SBIホールディングス 代表取締役執行役員社長 北尾 吉孝氏

金融生態系と戦略上の優位性

 こうしたプロセスを順次あるいは並行的に行っていくことができるのは、SBIにはベンチャー企業への投資をし、それら投資先企業を育成することを主たる業とするSBIインベストメントという子会社が傘下にあるからです。SBIの金融サービス事業の生態系とSBIインベストメントとの組織的な連関性こそが戦略上の強力な優位性をもたらしているのです。

 またSBIインベストメントは単なるベンチャーキャピタルではなくインターネットとバイオテクノロジーの領域を主な投資領域にしており、そうした面での経験豊かな専門家を多く抱えているということが特徴です。専門家が発掘した投資対象に適切な価格で出資をし、株主として投資先企業が新規公開できるようなレベルまで成長するのを様々な面でサポートするわけです。SBIの最大のサポートは投資先企業の技術・サービス・製品を、対価を支払ってSBIの企業生態系の構成企業で利用するということです。これにより投資先企業の業績向上に直接的に貢献できるのです。SBIの生態系は銀行、証券、保険などすべての金融サービスを網羅的に提供しているので、投資先企業を無理なくサポートできます。

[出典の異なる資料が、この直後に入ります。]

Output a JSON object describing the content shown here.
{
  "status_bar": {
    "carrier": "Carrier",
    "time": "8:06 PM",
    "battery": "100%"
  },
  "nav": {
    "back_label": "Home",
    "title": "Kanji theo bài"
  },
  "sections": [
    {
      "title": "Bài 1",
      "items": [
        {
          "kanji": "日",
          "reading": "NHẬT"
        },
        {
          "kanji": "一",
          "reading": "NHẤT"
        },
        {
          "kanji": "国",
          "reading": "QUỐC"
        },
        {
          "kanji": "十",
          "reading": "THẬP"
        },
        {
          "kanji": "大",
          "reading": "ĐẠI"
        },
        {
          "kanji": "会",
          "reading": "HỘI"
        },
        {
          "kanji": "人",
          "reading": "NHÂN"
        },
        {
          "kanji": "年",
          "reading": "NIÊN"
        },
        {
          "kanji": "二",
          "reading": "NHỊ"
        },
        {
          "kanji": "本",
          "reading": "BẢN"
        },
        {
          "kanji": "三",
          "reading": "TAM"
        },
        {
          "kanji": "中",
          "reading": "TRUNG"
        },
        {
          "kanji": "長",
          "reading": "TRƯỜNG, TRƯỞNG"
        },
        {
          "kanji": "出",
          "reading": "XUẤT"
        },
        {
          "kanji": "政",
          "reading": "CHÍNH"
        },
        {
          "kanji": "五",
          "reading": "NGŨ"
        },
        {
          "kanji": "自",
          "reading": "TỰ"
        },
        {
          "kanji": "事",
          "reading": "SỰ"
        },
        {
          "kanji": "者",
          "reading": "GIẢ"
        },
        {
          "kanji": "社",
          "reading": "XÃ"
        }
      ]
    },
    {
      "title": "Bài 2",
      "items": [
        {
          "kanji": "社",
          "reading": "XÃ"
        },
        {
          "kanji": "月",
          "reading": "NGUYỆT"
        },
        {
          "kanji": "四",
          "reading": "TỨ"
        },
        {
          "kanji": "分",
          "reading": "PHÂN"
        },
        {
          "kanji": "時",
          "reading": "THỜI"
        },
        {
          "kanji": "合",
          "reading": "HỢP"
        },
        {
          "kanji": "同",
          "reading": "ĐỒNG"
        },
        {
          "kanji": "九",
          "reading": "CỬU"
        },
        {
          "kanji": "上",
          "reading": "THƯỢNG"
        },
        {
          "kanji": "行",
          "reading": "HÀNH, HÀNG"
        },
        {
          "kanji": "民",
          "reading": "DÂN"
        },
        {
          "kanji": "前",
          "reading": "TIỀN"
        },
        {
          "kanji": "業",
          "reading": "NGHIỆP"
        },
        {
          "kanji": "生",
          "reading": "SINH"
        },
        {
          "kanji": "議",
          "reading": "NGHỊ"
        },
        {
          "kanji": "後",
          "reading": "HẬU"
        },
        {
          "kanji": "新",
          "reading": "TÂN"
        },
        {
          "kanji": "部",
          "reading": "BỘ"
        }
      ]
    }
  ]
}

 また、多くのフィンテック1.5や2.0に属する企業は前述したようにスタートアップベンチャー企業であり、事業基盤は極めて脆弱です。したがって、多くのベンチャー企業が良い要素技術を持ちながら、それを収益化できないで消えていくというのが、残念ながら常態なのです。

 SBIではこのような状況をベストなかたちで解決できないかと長らく考えてきました。すなわち、SBI、そしてベンチャー企業にとって、なおかつ最も大事なグループ企業の顧客にとって良い、「三方良し」の方策とはどのようなものか、という課題です。

 私はそれに対し、①金融サービス事業の企業生態系の構築、②ベンチャー投資機関の設立およびその投資先企業との連携――この連携には①の企業生態系を構成する各社と協働での技術開発とその①による利用策の検討や実証分析を含んでいます――そして③投資先企業の要素技術の導入による生態系を構成する各社および投資先企業の利益拡大への応用というものを考えています。

 この方策には様々なやり方があります。例えば、複数のベンチャー企業の有する要素技術を組み合わせるやり方。一つの技術では金融商品として使用するのは難しいものの、組み合わせることにより、有力な商品を創出できるケースがあります。ベンチャー企業も参加したプロジェクトチームのメンバーの英知を結集し、SBIがその組み合わせを作るのです。また、新技術の導入コストをいかに下げるかも非常に重要です。多くの戦略的パートナーが同じ技術やアプリを使って開発した金融商品を共に拡販することで、最大の導入コストの削減が可能となるのです。そのためにSBIは多くの地域金融機関と戦略的パートナーになろうとしています。そして、新技術導入や商品開発のコストをパートナーと共に負担し合い、結果として新技術を導入しやすくするのです。

 こうしたことは近年オープンイノベーションといわれているイノベーションの方法論であり、かっこいい言葉ですが、現実にはそう簡単なものではありません。誰かがアーキテクトにならないとダメです。私はこれを演出する人あるいは組織を私の造語で「仕組みのアーキテクト」と名付けています。私のビジネス戦略は、簡単にいえば勝つための仕組みを緻密に創り上げることなのです。